Ев. от Странника. гл. 67. Сorrigendum errorem fati

      — Ну что ж, теперь, я так думаю, всю будет в порядке, – удовлетворенно сказал Самаэль. – Со всеми приготовлениями покончено, таймер установлен, осталось лишь принять яд.
      — Мог бы и не напоминать лишний раз мне об этом. Ужасная процедура, – поморщилась Лейла, вставая с кушетки. Брезгливо вдохнув запах опиума, она прошла по комнате и настежь распахнула окно. Свежий ветер подхватил ее волосы и заиграл ими в разноцветном сиянии, что лилось отовсюду – от каждой хрустальной колонны, перламутровой арки и каменного цветка. – Я никогда не бывала здесь прежде.
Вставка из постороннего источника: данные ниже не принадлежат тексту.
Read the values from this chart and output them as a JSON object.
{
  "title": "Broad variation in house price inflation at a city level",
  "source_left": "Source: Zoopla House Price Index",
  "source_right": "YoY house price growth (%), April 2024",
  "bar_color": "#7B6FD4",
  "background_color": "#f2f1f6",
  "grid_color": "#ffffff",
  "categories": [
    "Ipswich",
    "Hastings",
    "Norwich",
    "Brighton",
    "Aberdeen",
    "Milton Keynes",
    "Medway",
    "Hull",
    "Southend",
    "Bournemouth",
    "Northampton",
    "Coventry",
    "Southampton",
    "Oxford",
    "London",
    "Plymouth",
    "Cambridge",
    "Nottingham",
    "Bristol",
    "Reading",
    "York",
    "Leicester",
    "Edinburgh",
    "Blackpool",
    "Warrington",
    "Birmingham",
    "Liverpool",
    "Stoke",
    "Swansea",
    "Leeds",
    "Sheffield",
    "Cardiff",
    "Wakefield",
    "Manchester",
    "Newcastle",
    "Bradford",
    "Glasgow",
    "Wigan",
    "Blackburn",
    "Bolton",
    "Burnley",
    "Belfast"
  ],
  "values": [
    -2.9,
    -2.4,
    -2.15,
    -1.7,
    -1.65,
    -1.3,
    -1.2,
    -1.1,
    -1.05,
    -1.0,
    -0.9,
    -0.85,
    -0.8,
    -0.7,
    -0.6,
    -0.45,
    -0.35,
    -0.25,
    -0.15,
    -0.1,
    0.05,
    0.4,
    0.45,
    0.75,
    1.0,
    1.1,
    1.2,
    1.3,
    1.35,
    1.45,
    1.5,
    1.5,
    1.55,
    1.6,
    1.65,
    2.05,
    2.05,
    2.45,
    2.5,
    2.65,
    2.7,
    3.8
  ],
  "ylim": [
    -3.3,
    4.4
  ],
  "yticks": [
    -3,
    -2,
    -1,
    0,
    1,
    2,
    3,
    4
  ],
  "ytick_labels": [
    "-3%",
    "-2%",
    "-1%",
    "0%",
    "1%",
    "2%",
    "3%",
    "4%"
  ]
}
Откуда берется ветер в твоем бессолнечном мире? И почему цветы светятся, а не наоборот?
      — На свой странный вопрос ты сама же сейчас и ответила: «Наоборот». Ваши цветы – паразиты. Они корнями пьют соки земли, а листьями – поглощают свет солнца. Они, словно вампиры, своей красотой очаровывают глупых пчел, и те переносят их сперму.
      — Пчелы пьют их нектар.
      — Но и вампиры исполнены сладкого яда.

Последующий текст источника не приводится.